Graduate Student in Architecture, Graduate School of Design
Hannah Kaemmer
  • Region(s): Europe; Britain
  • Time Period(s): 16th Century; 17th Century
  • Theme(s): Architecture

Hannah Kaemmer is a third-year PhD student studying the history of architecture and urbanism in early modern Europe, in particular 16th– and 17th-century England. Her current research focuses on the relationship between science, antiquarianism, and architecture in early modern England. She is also interested in the role of class and tradition in architectural theory and practice; past projects have examined the use of medieval references in domestic architecture, and the relation between architectural practice and gentry identity in 17th-century England.

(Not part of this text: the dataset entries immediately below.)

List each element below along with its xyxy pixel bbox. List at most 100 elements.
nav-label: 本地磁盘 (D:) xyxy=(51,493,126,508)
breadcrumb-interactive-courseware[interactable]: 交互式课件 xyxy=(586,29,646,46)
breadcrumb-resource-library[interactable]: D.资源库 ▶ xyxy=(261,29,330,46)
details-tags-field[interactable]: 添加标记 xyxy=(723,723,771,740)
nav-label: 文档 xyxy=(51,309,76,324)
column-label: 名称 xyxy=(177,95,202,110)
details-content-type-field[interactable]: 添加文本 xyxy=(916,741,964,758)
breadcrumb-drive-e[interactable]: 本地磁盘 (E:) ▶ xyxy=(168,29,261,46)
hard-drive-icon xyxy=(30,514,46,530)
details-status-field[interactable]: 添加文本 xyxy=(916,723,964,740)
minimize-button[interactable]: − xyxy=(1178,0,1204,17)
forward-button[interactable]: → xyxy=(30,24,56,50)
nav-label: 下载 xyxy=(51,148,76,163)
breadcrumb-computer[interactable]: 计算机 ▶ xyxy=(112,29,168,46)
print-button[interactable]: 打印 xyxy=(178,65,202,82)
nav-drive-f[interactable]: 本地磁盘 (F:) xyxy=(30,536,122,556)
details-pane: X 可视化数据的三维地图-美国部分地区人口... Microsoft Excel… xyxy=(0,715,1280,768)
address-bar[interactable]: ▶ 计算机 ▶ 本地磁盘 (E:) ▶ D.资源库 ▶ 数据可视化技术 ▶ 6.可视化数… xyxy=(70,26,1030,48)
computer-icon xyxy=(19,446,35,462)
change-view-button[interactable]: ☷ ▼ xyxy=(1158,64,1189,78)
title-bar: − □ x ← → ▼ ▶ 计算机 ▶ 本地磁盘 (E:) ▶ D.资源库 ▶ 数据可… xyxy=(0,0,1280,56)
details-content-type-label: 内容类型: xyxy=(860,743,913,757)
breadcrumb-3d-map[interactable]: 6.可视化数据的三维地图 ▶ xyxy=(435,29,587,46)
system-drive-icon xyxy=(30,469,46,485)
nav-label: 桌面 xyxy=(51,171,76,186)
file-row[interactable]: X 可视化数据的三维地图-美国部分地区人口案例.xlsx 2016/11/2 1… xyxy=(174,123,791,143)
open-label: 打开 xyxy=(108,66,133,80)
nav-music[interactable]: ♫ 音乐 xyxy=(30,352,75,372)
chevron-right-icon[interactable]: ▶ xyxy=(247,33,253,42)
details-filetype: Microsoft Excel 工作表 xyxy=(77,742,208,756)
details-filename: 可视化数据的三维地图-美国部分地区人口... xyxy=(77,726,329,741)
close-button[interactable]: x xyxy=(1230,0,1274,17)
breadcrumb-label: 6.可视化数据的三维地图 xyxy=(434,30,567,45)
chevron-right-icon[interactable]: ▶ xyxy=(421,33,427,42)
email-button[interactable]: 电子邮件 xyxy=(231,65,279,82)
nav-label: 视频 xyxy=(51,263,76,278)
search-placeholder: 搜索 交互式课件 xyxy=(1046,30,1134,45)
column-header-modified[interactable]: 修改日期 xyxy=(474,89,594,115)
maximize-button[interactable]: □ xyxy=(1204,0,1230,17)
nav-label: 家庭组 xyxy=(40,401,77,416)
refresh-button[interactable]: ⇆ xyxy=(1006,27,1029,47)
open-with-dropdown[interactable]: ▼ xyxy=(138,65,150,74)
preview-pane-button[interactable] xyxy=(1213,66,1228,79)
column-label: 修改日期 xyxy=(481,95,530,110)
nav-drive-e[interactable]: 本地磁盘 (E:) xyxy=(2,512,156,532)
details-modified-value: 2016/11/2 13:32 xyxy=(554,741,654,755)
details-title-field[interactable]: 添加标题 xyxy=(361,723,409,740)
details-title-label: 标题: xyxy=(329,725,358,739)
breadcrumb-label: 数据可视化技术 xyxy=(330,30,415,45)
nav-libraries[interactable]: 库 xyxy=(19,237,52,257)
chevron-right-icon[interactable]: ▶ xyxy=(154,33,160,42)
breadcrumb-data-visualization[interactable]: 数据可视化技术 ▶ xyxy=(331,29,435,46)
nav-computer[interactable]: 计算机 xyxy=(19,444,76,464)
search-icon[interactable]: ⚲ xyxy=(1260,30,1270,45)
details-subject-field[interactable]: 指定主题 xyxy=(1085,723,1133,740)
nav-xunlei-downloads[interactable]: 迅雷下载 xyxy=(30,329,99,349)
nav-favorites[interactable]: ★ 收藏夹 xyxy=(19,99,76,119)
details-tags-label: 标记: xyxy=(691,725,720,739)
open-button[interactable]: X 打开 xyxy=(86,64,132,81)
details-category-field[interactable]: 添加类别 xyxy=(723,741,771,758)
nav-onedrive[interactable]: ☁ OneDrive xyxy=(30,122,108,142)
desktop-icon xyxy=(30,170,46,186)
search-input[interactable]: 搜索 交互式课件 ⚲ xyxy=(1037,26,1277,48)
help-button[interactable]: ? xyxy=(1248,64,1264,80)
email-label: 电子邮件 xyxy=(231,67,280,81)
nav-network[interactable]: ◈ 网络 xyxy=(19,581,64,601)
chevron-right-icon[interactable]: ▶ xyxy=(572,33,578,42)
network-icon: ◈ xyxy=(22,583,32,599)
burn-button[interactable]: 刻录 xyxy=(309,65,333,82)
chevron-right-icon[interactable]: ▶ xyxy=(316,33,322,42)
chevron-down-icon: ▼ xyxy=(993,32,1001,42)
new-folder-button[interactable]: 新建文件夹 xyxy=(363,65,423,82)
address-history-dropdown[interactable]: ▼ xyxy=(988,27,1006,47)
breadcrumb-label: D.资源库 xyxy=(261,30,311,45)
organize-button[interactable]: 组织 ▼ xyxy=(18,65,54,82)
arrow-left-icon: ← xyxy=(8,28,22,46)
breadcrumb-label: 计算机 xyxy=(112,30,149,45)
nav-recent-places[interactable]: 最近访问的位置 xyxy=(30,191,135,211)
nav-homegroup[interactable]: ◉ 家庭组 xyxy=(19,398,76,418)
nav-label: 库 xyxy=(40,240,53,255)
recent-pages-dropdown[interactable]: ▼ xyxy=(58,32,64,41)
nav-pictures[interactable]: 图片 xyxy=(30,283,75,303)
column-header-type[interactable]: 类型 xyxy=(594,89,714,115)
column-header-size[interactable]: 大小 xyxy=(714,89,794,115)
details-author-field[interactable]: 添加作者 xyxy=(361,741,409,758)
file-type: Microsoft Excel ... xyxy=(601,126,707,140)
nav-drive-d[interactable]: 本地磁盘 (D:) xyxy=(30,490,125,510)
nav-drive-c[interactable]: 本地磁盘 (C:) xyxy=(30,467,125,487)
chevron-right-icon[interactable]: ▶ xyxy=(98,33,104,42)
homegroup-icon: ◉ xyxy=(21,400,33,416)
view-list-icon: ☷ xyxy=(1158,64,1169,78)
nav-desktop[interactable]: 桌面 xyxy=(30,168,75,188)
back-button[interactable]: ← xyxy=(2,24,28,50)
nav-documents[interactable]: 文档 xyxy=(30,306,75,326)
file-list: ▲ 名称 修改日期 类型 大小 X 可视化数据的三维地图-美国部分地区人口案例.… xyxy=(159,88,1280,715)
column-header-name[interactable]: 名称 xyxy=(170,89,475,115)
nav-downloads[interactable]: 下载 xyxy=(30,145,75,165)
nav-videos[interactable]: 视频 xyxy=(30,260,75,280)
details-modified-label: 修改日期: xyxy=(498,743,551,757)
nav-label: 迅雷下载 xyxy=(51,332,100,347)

Prior to Harvard, Hannah was a resident fellow at the Preservation Society of Newport County, where she researched patron-architect relationships in Gilded Age Newport, as well as the rebuilding, adaptation, and preservation of Newport’s Gilded Age homes in the 20th century. As a Fulbright grantee in York, UK, she investigated the design and use of English gentry houses in the 16th and 17th centuries. Hannah holds a Master of Arts in the Archaeology of Buildings from the University of York, and a Bachelor of Arts in History from Williams College.